The Q&A column will be researched
and written by a team from DACS under the supervision of
News-Times business editor, Mark Langlois, and will be modeled
on the longstanding Random
Access column published each month in dacs.doc. DACS chairman,
Wally David, will head up a
select team of experts, including Bruce Preston, Ed Heere, and
Jeff Setaro, and with informed
input from other volunteers within our society. The News-Times
has begun promoting the column
and will ask its readers to send in questions. Anyone who would
like to add their expertise to
the effort should contact Wally at wallydavid@myself.com,
or pull him aside at a DACS meeting.
We on the board are all excited by this opportunity to share
DACS' communal knowledge with
the News-Times' readership, and look forward to adding many new
members through this column.
We encourage our members to support this effort of the News-Times
to add local content to their
pages and to provide timely and relevant information to their
readers.
People helping people
The initiative with the News-Times underscores a primary commitment
of DACS people helping
people. Why do user groups matter? Perhaps a brief allegory can
explain:
As the digital primordial soup began
to coalesce into conglomerations resembling desktop
computers, user groups were spawned to help bring some sense
to the chaos. Then, as larger,
more complex, artificial life forms began to take shape, these
early PCs began to be taken over by
parasitic infestations which gave them the means to explain themselves,
perform more tasks, and
communicate more clearly. Some even became so powerful that they
began to gobble up one
another, thus obviating the need to even explain themselves.

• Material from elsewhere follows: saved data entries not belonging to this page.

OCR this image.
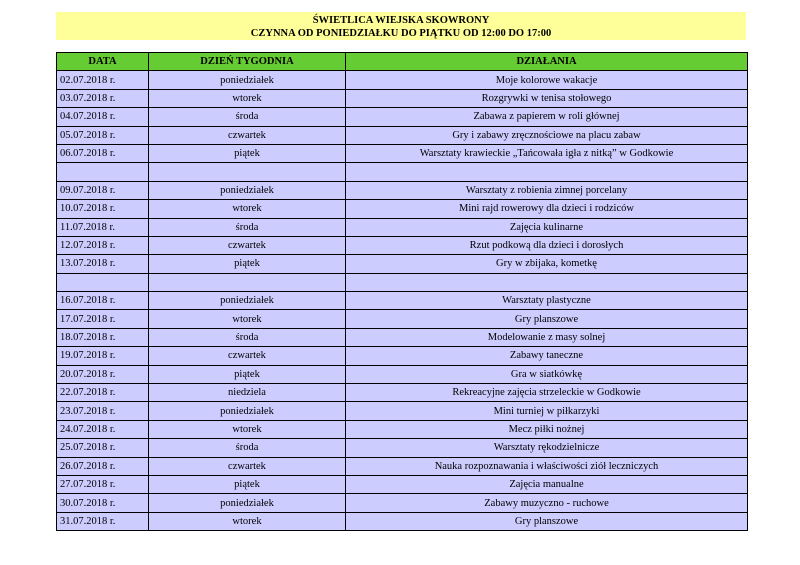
ŚWIETLICA WIEJSKA SKOWRONY
CZYNNA OD PONIEDZIAŁKU DO PIĄTKU OD 12:00 DO 17:00
DATA	DZIEŃ TYGODNIA	DZIAŁANIA
02.07.2018 r.	poniedziałek	Moje kolorowe wakacje
03.07.2018 r.	wtorek	Rozgrywki w tenisa stołowego
04.07.2018 r.	środa	Zabawa z papierem w roli głównej
05.07.2018 r.	czwartek	Gry i zabawy zręcznościowe na placu zabaw
06.07.2018 r.	piątek	Warsztaty krawieckie „Tańcowała igła z nitką” w Godkowie

09.07.2018 r.	poniedziałek	Warsztaty z robienia zimnej porcelany
10.07.2018 r.	wtorek	Mini rajd rowerowy dla dzieci i rodziców
11.07.2018 r.	środa	Zajęcia kulinarne
12.07.2018 r.	czwartek	Rzut podkową dla dzieci i dorosłych
13.07.2018 r.	piątek	Gry w zbijaka, kometkę

16.07.2018 r.	poniedziałek	Warsztaty plastyczne
17.07.2018 r.	wtorek	Gry planszowe
18.07.2018 r.	środa	Modelowanie z masy solnej
19.07.2018 r.	czwartek	Zabawy taneczne
20.07.2018 r.	piątek	Gra w siatkówkę
22.07.2018 r.	niedziela	Rekreacyjne zajęcia strzeleckie w Godkowie
23.07.2018 r.	poniedziałek	Mini turniej w piłkarzyki
24.07.2018 r.	wtorek	Mecz piłki nożnej
25.07.2018 r.	środa	Warsztaty rękodzielnicze
26.07.2018 r.	czwartek	Nauka rozpoznawania i właściwości ziół leczniczych
27.07.2018 r.	piątek	Zajęcia manualne
30.07.2018 r.	poniedziałek	Zabawy muzyczno - ruchowe
31.07.2018 r.	wtorek	Gry planszowe
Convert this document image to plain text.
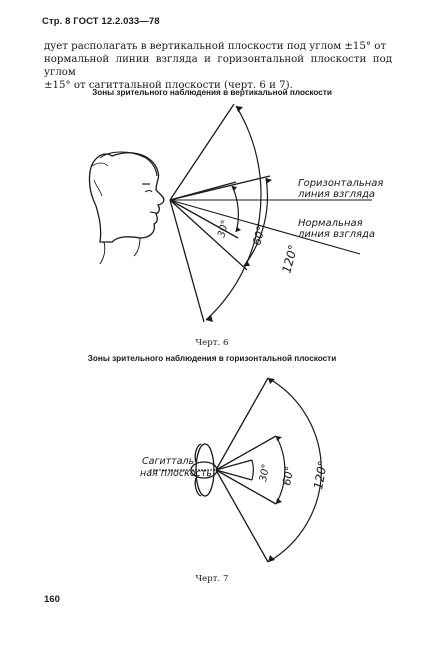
Стр. 8 ГОСТ 12.2.033—78

дует располагать в вертикальной плоскости под углом ±15° от

нормальной линии взгляда и горизонтальной плоскости под углом

±15° от сагиттальной плоскости (черт. 6 и 7).

Зоны зрительного наблюдения в вертикальной плоскости
30° 60°
120°
Горизонтальная
линия взгляда
Нормальная
линия взгляда
Черт. 6
Зоны зрительного наблюдения в горизонтальной плоскости
30° 60° 120°
Сагитталь-
ная плоскость
Черт. 7
160
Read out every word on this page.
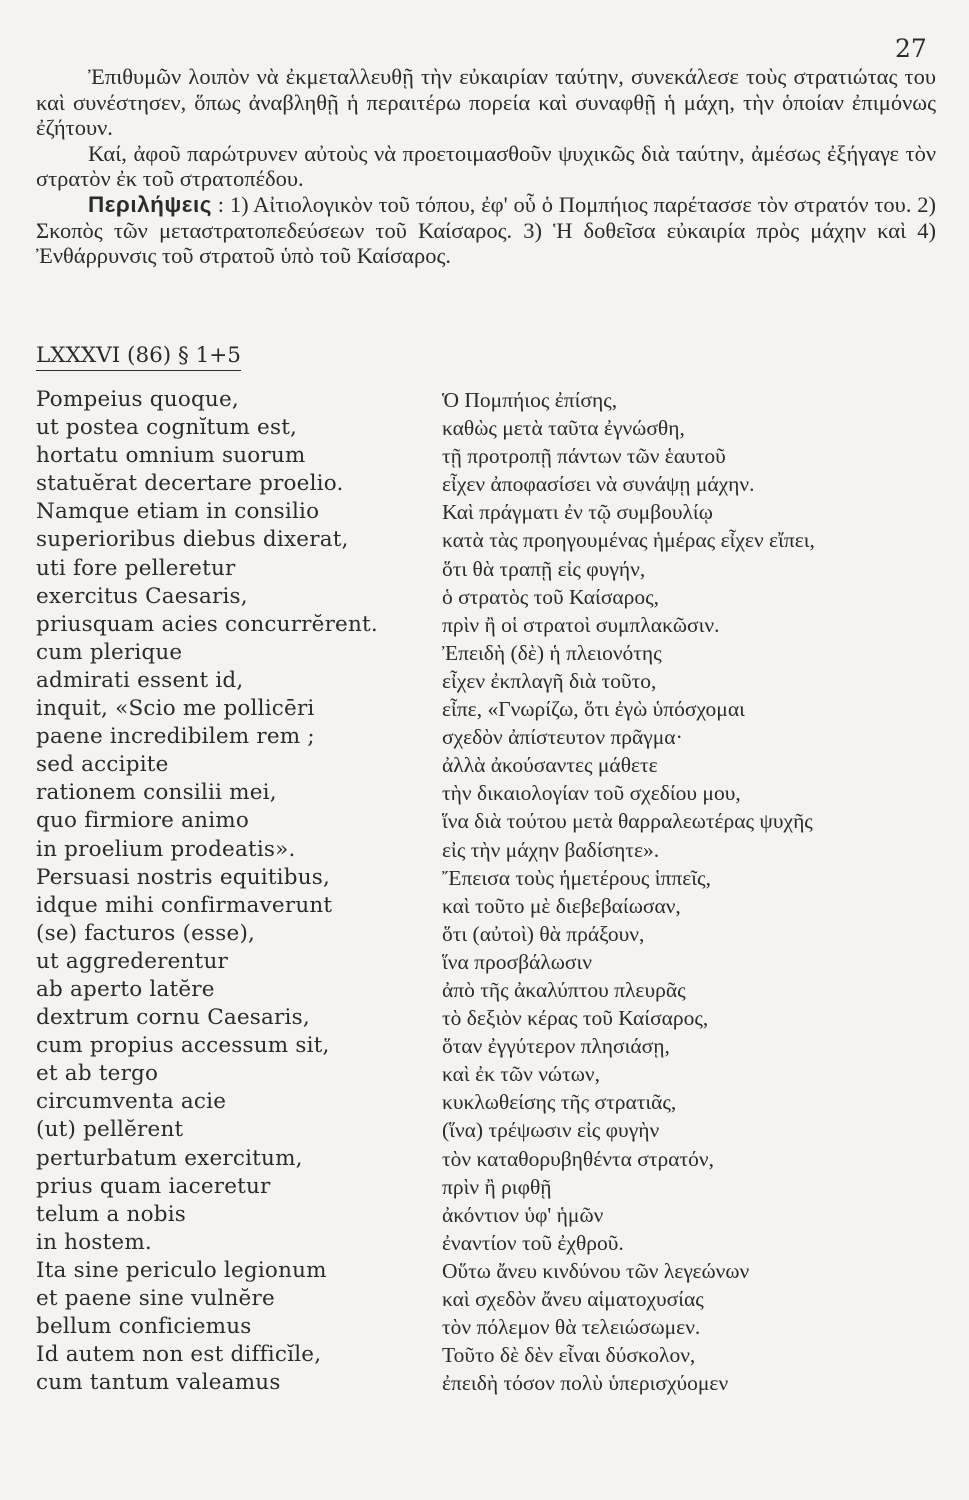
27

Ἐπιθυμῶν λοιπὸν νὰ ἐκμεταλλευθῇ τὴν εὐκαιρίαν ταύτην, συνεκάλεσε τοὺς στρατιώτας του καὶ συνέστησεν, ὅπως ἀναβληθῇ ἡ περαιτέρω πορεία καὶ συναφθῇ ἡ μάχη, τὴν ὁποίαν ἐπιμόνως ἐζήτουν.

Καί, ἀφοῦ παρώτρυνεν αὐτοὺς νὰ προετοιμασθοῦν ψυχικῶς διὰ ταύτην, ἀμέσως ἐξήγαγε τὸν στρατὸν ἐκ τοῦ στρατοπέδου.

Περιλήψεις : 1) Αἰτιολογικὸν τοῦ τόπου, ἐφ' οὗ ὁ Πομπήιος παρέτασσε τὸν στρατόν του. 2) Σκοπὸς τῶν μεταστρατοπεδεύσεων τοῦ Καίσαρος. 3) Ἡ δοθεῖσα εὐκαιρία πρὸς μάχην καὶ 4) Ἐνθάρρυνσις τοῦ στρατοῦ ὑπὸ τοῦ Καίσαρος.

LXXXVI (86) § 1+5
Pompeius quoque,
ut postea cognĭtum est,
hortatu omnium suorum
statuĕrat decertare proelio.
Namque etiam in consilio
superioribus diebus dixerat,
uti fore pelleretur
exercitus Caesaris,
priusquam acies concurrĕrent.
cum plerique
admirati essent id,
inquit, «Scio me pollicēri
paene incredibilem rem ;
sed accipite
rationem consilii mei,
quo firmiore animo
in proelium prodeatis».
Persuasi nostris equitibus,
idque mihi confirmaverunt
(se) facturos (esse),
ut aggrederentur
ab aperto latĕre
dextrum cornu Caesaris,
cum propius accessum sit,
et ab tergo
circumventa acie
(ut) pellĕrent
perturbatum exercitum,
prius quam iaceretur
telum a nobis
in hostem.
Ita sine periculo legionum
et paene sine vulnĕre
bellum conficiemus
Id autem non est difficĭle,
cum tantum valeamus
Ὁ Πομπήιος ἐπίσης,
καθὼς μετὰ ταῦτα ἐγνώσθη,
τῇ προτροπῇ πάντων τῶν ἑαυτοῦ
εἶχεν ἀποφασίσει νὰ συνάψῃ μάχην.
Καὶ πράγματι ἐν τῷ συμβουλίῳ
κατὰ τὰς προηγουμένας ἡμέρας εἶχεν εἴπει,
ὅτι θὰ τραπῇ εἰς φυγήν,
ὁ στρατὸς τοῦ Καίσαρος,
πρὶν ἢ οἱ στρατοὶ συμπλακῶσιν.
Ἐπειδὴ (δὲ) ἡ πλειονότης
εἶχεν ἐκπλαγῆ διὰ τοῦτο,
εἶπε, «Γνωρίζω, ὅτι ἐγὼ ὑπόσχομαι
σχεδὸν ἀπίστευτον πρᾶγμα·
ἀλλὰ ἀκούσαντες μάθετε
τὴν δικαιολογίαν τοῦ σχεδίου μου,
ἵνα διὰ τούτου μετὰ θαρραλεωτέρας ψυχῆς
εἰς τὴν μάχην βαδίσητε».
Ἔπεισα τοὺς ἡμετέρους ἱππεῖς,
καὶ τοῦτο μὲ διεβεβαίωσαν,
ὅτι (αὐτοὶ) θὰ πράξουν,
ἵνα προσβάλωσιν
ἀπὸ τῆς ἀκαλύπτου πλευρᾶς
τὸ δεξιὸν κέρας τοῦ Καίσαρος,
ὅταν ἐγγύτερον πλησιάσῃ,
καὶ ἐκ τῶν νώτων,
κυκλωθείσης τῆς στρατιᾶς,
(ἵνα) τρέψωσιν εἰς φυγὴν
τὸν καταθορυβηθέντα στρατόν,
πρὶν ἢ ριφθῇ
ἀκόντιον ὑφ' ἡμῶν
ἐναντίον τοῦ ἐχθροῦ.
Οὕτω ἄνευ κινδύνου τῶν λεγεώνων
καὶ σχεδὸν ἄνευ αἱματοχυσίας
τὸν πόλεμον θὰ τελειώσωμεν.
Τοῦτο δὲ δὲν εἶναι δύσκολον,
ἐπειδὴ τόσον πολὺ ὑπερισχύομεν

With PCs taking on more and more
tasks which seemed to need no explanation, user groups began
to lose their role as intermediaries. But then these super PCs,
and the infestations that inhabited them, developed the ability
to reproduce and change their form and function virtually at
will. Having eliminated most competing artificial life forms,
they no longer needed to learn new tasks, and left it to others
to explain what it was they did. To understand is to control,
but even when confronted with knowledge and experience, these
digital leviathans and their silicon-based hosts were able to
transform themselves anew into slightly different and ever more
complex variations of themselves, defying efforts to comprehend
them.
Thus the user group became a permanent
institution, dedicated to spreading information and
understanding of the ever changing PC. This was accomplished
through HelpLines, which allowed
members to call one another to discuss specific problems; SIGs, which met to discuss the
latest
changes in computing; and Random
Access, which enabled them to share knowledge with the
general membership. In sum, all this led to fulfillment of the
ancient prophecies: "Ask , and it shall
be given," and "a manual shall come to thee!"